Подумав, она согласилась жить у нас в доме, пока уж не ощенится.
Вскоре появился отец и пошел на кухню мыть руки. Я последовала за ним, готовая принять на себя первый взрыв негодования.
Невинно потупившись, Феня сказала:
— А у нас на кухне змея завелась…
— Какая чушь! — возмутился отец. — Откуда в городе змея? Ликвидируйте груды нечистот под раковиной, вот и не будут мерещиться змеи.
Он всегда изъяснялся с Феней как по писаному, но она его прекрасно понимала.

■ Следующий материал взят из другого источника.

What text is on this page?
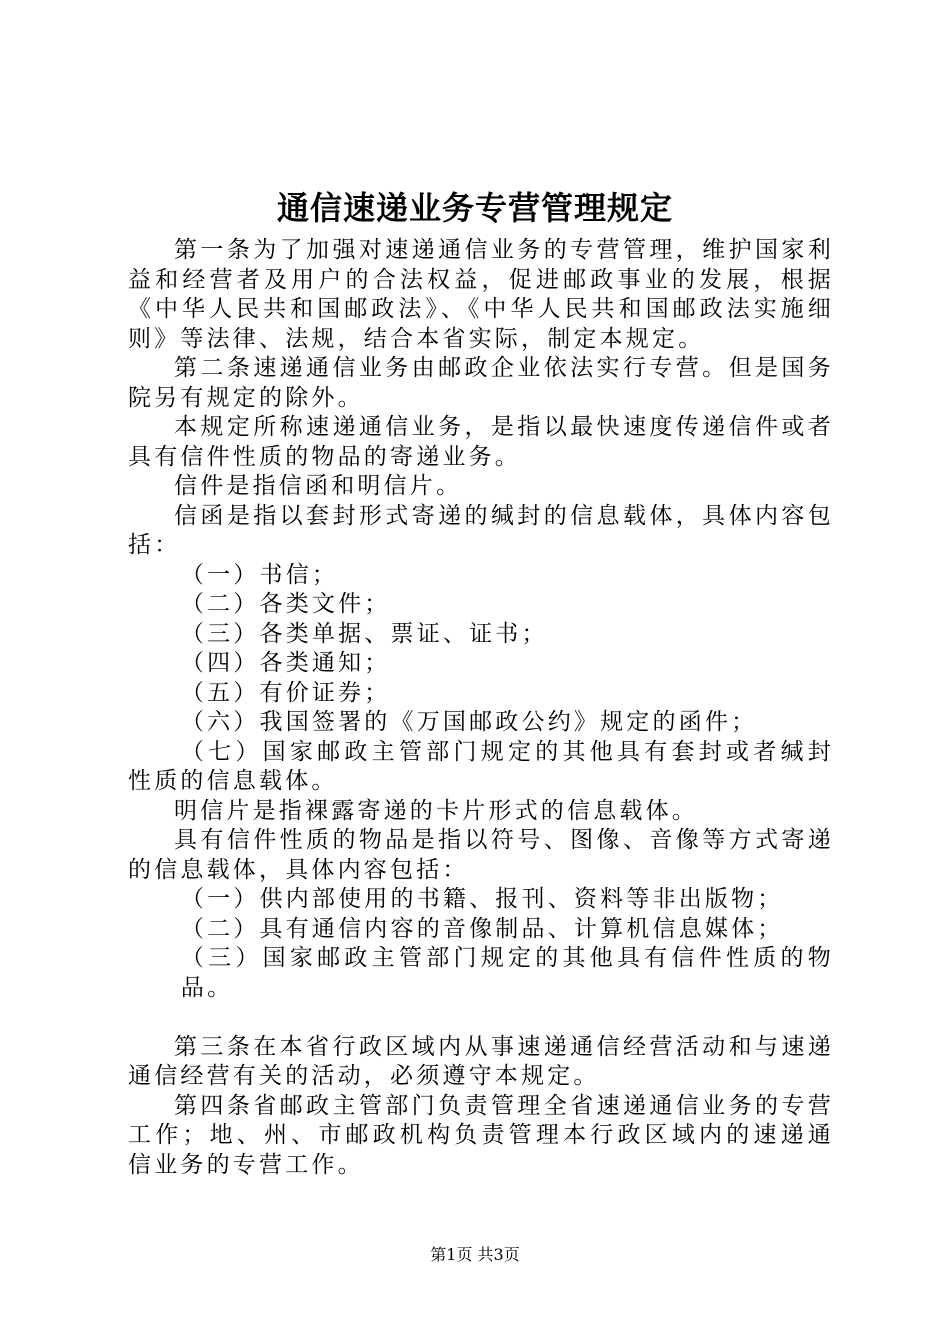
通信速递业务专营管理规定

第一条为了加强对速递通信业务的专营管理，维护国家利益和经营者及用户的合法权益，促进邮政事业的发展，根据《中华人民共和国邮政法》、《中华人民共和国邮政法实施细则》等法律、法规，结合本省实际，制定本规定。

第二条速递通信业务由邮政企业依法实行专营。但是国务院另有规定的除外。

本规定所称速递通信业务，是指以最快速度传递信件或者具有信件性质的物品的寄递业务。

信件是指信函和明信片。

信函是指以套封形式寄递的缄封的信息载体，具体内容包括：

（一）书信；

（二）各类文件；

（三）各类单据、票证、证书；

（四）各类通知；

（五）有价证券；

（六）我国签署的《万国邮政公约》规定的函件；

（七）国家邮政主管部门规定的其他具有套封或者缄封性质的信息载体。

明信片是指裸露寄递的卡片形式的信息载体。

具有信件性质的物品是指以符号、图像、音像等方式寄递的信息载体，具体内容包括：

（一）供内部使用的书籍、报刊、资料等非出版物；

（二）具有通信内容的音像制品、计算机信息媒体；

（三）国家邮政主管部门规定的其他具有信件性质的物品。

第三条在本省行政区域内从事速递通信经营活动和与速递通信经营有关的活动，必须遵守本规定。

第四条省邮政主管部门负责管理全省速递通信业务的专营工作；地、州、市邮政机构负责管理本行政区域内的速递通信业务的专营工作。

第1页 共3页
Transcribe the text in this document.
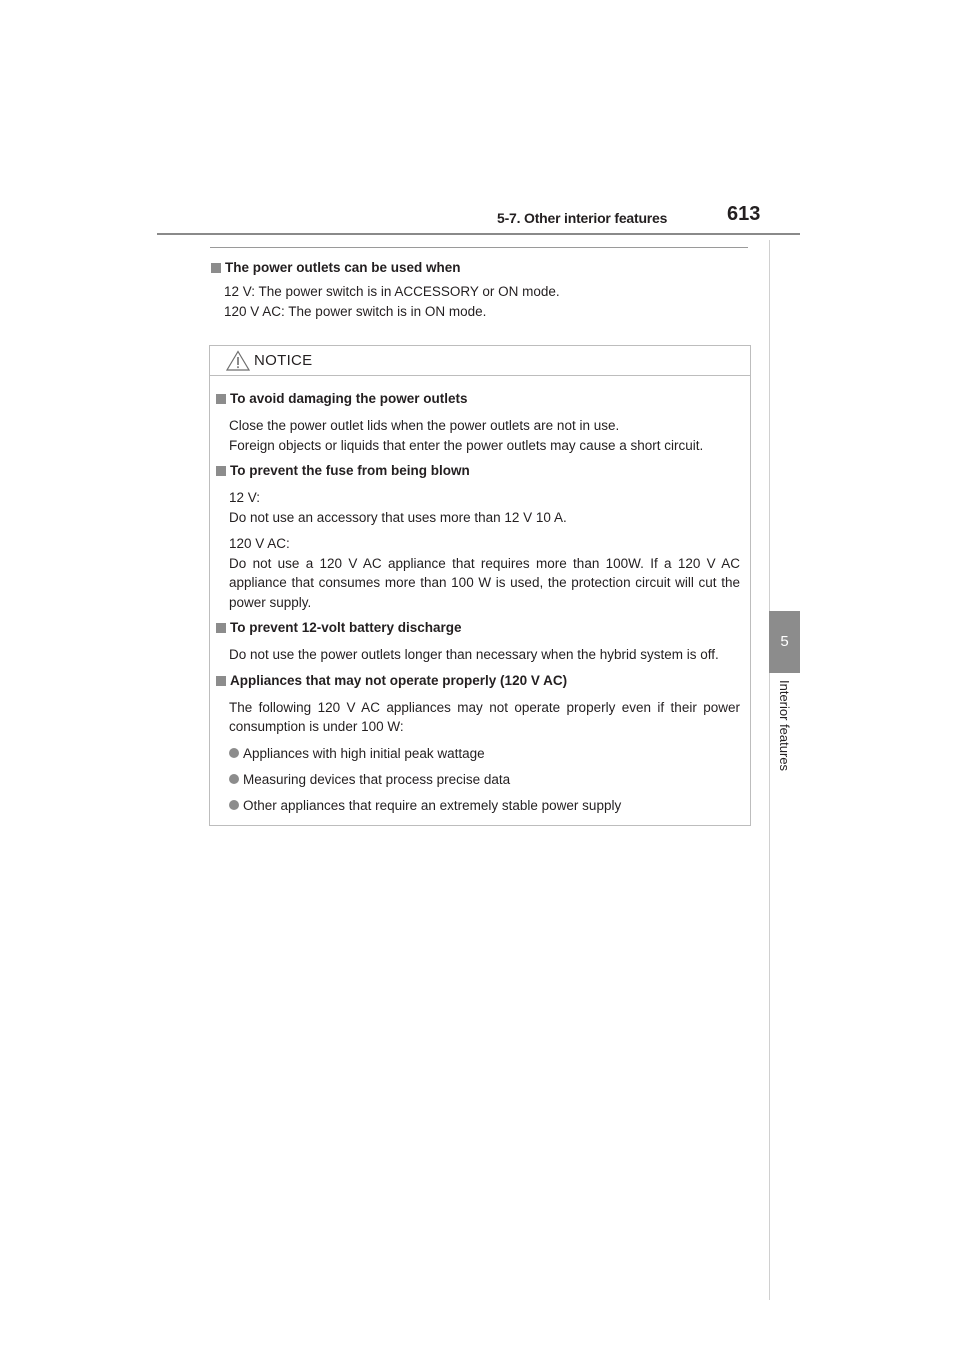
5-7. Other interior features	613
5
Interior features
The power outlets can be used when
12 V: The power switch is in ACCESSORY or ON mode.
120 V AC: The power switch is in ON mode.
NOTICE
To avoid damaging the power outlets
Close the power outlet lids when the power outlets are not in use.
Foreign objects or liquids that enter the power outlets may cause a short circuit.
To prevent the fuse from being blown
12 V:
Do not use an accessory that uses more than 12 V 10 A.
120 V AC:
Do not use a 120 V AC appliance that requires more than 100W. If a 120 V AC appliance that consumes more than 100 W is used, the protection circuit will cut the power supply.
To prevent 12-volt battery discharge
Do not use the power outlets longer than necessary when the hybrid system is off.
Appliances that may not operate properly (120 V AC)
The following 120 V AC appliances may not operate properly even if their power consumption is under 100 W:
Appliances with high initial peak wattage
Measuring devices that process precise data
Other appliances that require an extremely stable power supply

— Выноси помойку, не выноси помойку, он и не почешется. Он себе в другом месте гнездо свил. Посмотрите-ка!
Отец воззрился на щель, отшатнулся и снова посмотрел.
— Так это уж! — облегченно вздохнул он. — Мы их в детстве руками ловили. — И, обратившись к Фене, строго объяснил: — Уж не представляет опасности. Он не ядовит.
Вернувшись в комнату, он снял с полки Брема, надел очки и стал читать.
— Ужи обыкновенные пьют молоко, питаются насекомыми и червями, — сообщил он нам. — У нас на кухне столько тараканов, надеюсь, что он не погибнет…
И он посмотрел на маму поверх очков. Такие мячи она отбивала с легкостью.
— Вот и хорошо. Обойдемся без хлопот, проживет на подножном корму.
Обходиться без хлопот отцу было совершенно не свойственно. Он пошел на кухню, потребовал сначала блюдце, потом эмалированный тазик, наконец почему-то налил молоко в полоскательницу и поставил у щели.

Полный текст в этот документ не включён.